Prólogo a "Locura y Sinrazón. Historia de la Locura en la época clásica". Ed. Plon. 1961. Michel Foucault. (En Dits et Écrits 4; 159. Éditions Gallimard).
Traducción: Amparo Rovira. Enero 2001.

Pascal: "Los hombres están tan necesariamente locos que sería estar loco, por otro giro de la locura, no estar loco". Y este otro texto, de Dostoyevski, en el Diario de un escritor dice: "Sólo enfermando al vecino, es como uno se convence de su propia salud".

Hay que hacer la historia de este otro giro —de esta otra vuelta de tuerca por la cual los hombres, en el gesto de razón soberana que enferma a su vecino, se comunican y se reconocen a través del lenguaje sin piedad de la no—locura; reencontrar el momento de esta conspiración, antes de que la locura hubiera sido definitivamente establecida en el reino de la verdad, antes de que ella hubiera sido avivada por el lirismo de la protesta. Tratar de alcanzar, en la historia, ese grado cero de la historia de la locura, donde ella es experiencia indiferenciada, experiencia todavía no escindida de la escisión misma. Describir, desde el origen de su curvatura, esa "otra vuelta de tuerca", que, a uno y otro lado de su gesto, deja caer cosas en lo sucesivo exteriores, insensibles a todo cambio, y como muertas la una en la otra, la Razón y la Locura.

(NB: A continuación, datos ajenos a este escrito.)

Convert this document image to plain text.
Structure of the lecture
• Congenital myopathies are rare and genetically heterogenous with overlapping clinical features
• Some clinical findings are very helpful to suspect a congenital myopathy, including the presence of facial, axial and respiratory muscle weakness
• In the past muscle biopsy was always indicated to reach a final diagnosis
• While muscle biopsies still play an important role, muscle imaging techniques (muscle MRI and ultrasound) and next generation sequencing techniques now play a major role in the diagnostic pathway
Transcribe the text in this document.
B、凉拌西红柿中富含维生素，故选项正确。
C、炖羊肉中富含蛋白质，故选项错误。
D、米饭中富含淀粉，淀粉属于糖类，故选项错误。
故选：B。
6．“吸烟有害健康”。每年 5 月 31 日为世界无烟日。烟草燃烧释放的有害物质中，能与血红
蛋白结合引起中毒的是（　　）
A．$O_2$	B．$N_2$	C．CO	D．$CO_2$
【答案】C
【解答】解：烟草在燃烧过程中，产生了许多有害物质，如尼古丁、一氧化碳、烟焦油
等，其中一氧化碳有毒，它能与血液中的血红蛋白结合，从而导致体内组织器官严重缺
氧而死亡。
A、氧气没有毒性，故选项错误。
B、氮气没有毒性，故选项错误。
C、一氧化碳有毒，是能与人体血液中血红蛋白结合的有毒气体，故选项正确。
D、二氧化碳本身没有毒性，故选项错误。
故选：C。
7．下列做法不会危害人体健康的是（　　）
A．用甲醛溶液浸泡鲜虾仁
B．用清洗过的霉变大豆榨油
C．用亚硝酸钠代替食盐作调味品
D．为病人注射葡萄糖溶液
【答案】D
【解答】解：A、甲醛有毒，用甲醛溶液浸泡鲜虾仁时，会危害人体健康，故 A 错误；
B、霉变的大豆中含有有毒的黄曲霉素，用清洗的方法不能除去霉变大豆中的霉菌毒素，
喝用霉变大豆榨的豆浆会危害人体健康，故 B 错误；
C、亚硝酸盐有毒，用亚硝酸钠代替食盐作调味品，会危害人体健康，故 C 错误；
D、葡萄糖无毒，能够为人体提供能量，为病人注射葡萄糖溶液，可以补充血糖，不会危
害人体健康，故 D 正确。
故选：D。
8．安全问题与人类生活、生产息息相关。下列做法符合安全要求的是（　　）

Es esa sin duda una región incómoda. Para recorrerla es necesario renunciar a la comodidad de las verdades terminales, y no dejarse guiar nunca por lo que podemos saber de la locura. Ninguno de los conceptos de la psicopatología deberá, incluso y sobre todo en el juego implícito de las retrospecciones, ejercer un papel organizador. Es constitutivo el gesto que divide la locura, y no la ciencia que se establece, una vez hecha la escisión, cuando llega la calma. Es originaria la cesura que establece la distancia entre razón y sinrazón; y en cuanto a la presión que la razón ejerce sobre la sin—razón para arrancarle su verdad de locura, de falta o de enfermedad, deriva de ahí, y mucho. Va pues a ser preciso hablar de ese primitivo debate sin suponer una victoria, ni un derecho a la victoria; hablar de esos gestos machaconamente repetidos en la historia, dejando en suspenso todo lo que puede tomar forma de acabamiento, de reposo en la verdad; hablar de ese gesto de ruptura, de esa distancia tomada, de ese vacío instaurado entre la razón y lo que no es ella, sin jamás apoyarse en la plenitud de lo que pretende ser.

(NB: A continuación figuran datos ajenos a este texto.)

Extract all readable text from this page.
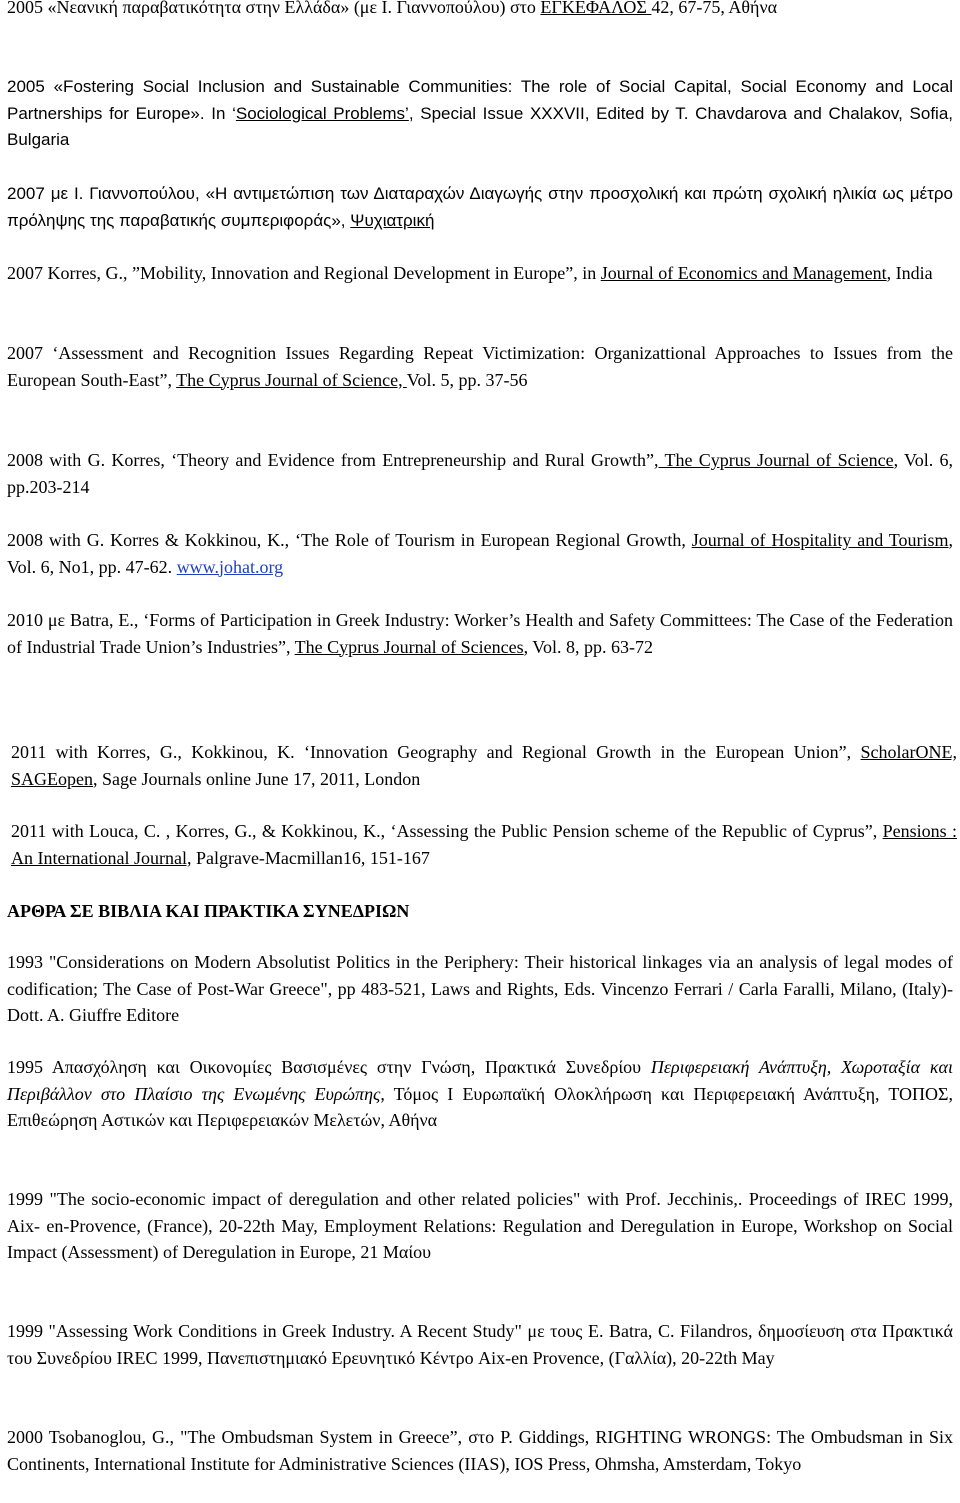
2005 «Νεανική παραβατικότητα στην Ελλάδα» (με Ι. Γιαννοπούλου) στο ΕΓΚΕΦΑΛΟΣ 42, 67-75, Αθήνα
2005 «Fostering Social Inclusion and Sustainable Communities: The role of Social Capital, Social Economy and Local Partnerships for Europe». In ‘Sociological Problems’, Special Issue XXXVII, Edited by T. Chavdarova and Chalakov, Sofia, Bulgaria
2007 με Ι. Γιαννοπούλου, «Η αντιμετώπιση των Διαταραχών Διαγωγής στην προσχολική και πρώτη σχολική ηλικία ως μέτρο πρόληψης της παραβατικής συμπεριφοράς», Ψυχιατρική
2007 Korres, G., ”Mobility, Innovation and Regional Development in Europe”, in Journal of Economics and Management, India
2007 ‘Assessment and Recognition Issues Regarding Repeat Victimization: Organizattional Approaches to Issues from the European South-East”, The Cyprus Journal of Science, Vol. 5, pp. 37-56
2008 with G. Korres, ‘Theory and Evidence from Entrepreneurship and Rural Growth”, The Cyprus Journal of Science, Vol. 6, pp.203-214
2008 with G. Korres & Kokkinou, K., ‘The Role of Tourism in European Regional Growth, Journal of Hospitality and Tourism, Vol. 6, No1, pp. 47-62. www.johat.org
2010 με Batra, E., ‘Forms of Participation in Greek Industry: Worker’s Health and Safety Committees: The Case of the Federation of Industrial Trade Union’s Industries”, The Cyprus Journal of Sciences, Vol. 8, pp. 63-72
2011 with Korres, G., Kokkinou, K. ‘Innovation Geography and Regional Growth in the European Union”, ScholarONE, SAGEopen, Sage Journals online June 17, 2011, London
2011 with Louca, C. , Korres, G., & Kokkinou, K., ‘Assessing the Public Pension scheme of the Republic of Cyprus”, Pensions : An International Journal, Palgrave-Macmillan16, 151-167
ΑΡΘΡΑ ΣΕ ΒΙΒΛΙΑ ΚΑΙ ΠΡΑΚΤΙΚΑ ΣΥΝΕΔΡΙΩΝ
1993 "Considerations on Modern Absolutist Politics in the Periphery: Their historical linkages via an analysis of legal modes of codification; The Case of Post-War Greece", pp 483-521, Laws and Rights, Eds. Vincenzo Ferrari / Carla Faralli, Milano, (Italy)-Dott. A. Giuffre Editore
1995 Απασχόληση και Οικονομίες Βασισμένες στην Γνώση, Πρακτικά Συνεδρίου Περιφερειακή Ανάπτυξη, Χωροταξία και Περιβάλλον στο Πλαίσιο της Ενωμένης Ευρώπης, Τόμος Ι Ευρωπαϊκή Ολοκλήρωση και Περιφερειακή Ανάπτυξη, ΤΟΠΟΣ, Επιθεώρηση Αστικών και Περιφερειακών Μελετών, Αθήνα
1999 "The socio-economic impact of deregulation and other related policies" with Prof. Jecchinis,. Proceedings of IREC 1999, Aix- en-Provence, (France), 20-22th May, Employment Relations: Regulation and Deregulation in Europe, Workshop on Social Impact (Assessment) of Deregulation in Europe, 21 Μαίου
1999 "Assessing Work Conditions in Greek Industry. A Recent Study" με τους E. Batra, C. Filandros, δημοσίευση στα Πρακτικά του Συνεδρίου IREC 1999, Πανεπιστημιακό Ερευνητικό Κέντρο Aix-en Provence, (Γαλλία), 20-22th May
2000 Tsobanoglou, G., "The Ombudsman System in Greece”, στο P. Giddings, RIGHTING WRONGS: The Ombudsman in Six Continents, International Institute for Administrative Sciences (IIAS), IOS Press, Ohmsha, Amsterdam, Tokyo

Entonces, y sólo entonces, podrá aparecer el territorio en el cual el hombre de razón y el hombre de locura, en trance de separarse, no están todavía separados, y en un lenguaje muy originario, muy zafio, más madrugador que el de la ciencia, entablan el diálogo de su ruptura, que atestigua de una manera fugitiva que todavía se hablan. Allí, locura y no-locura, razón y sin-razón están confusamente implicadas: inseparables de ese momento en el que ellas todavía no existen, y existiendo la una por la otra, la una con relación a la otra, en el intercambio que las separa.

En medio del apacible mundo de la enfermedad mental, el hombre moderno ya no se comunica con el loco: está, por una parte, el hombre cuerdo que delega al médico la locura, no autorizando así más relación que la que se da a través de la universalidad abstracta de la enfermedad; y está, por otra parte, el hombre loco que no se comunica con el otro a no ser por medio de una razón tan abstracta, que es orden, constricción física y moral, presión anónima del grupo, exigencia de conformidad. No hay lenguaje común; o más bien, ya no hay lenguaje común; la constitución de la locura como enfermedad mental, a finales del siglo XVIII, levanta acta de un diálogo roto, da la separación como ya adquirida, y hunde en el olvido todas esas palabras imperfectas, sin sintaxis fija, un poco balbucientes, en la que se hace el intercambio de la locura y de la razón. El lenguaje de la psiquiatría, que es un monólogo de la razón sobre la locura, sólo ha podido establecerse sobre un silencio como éste.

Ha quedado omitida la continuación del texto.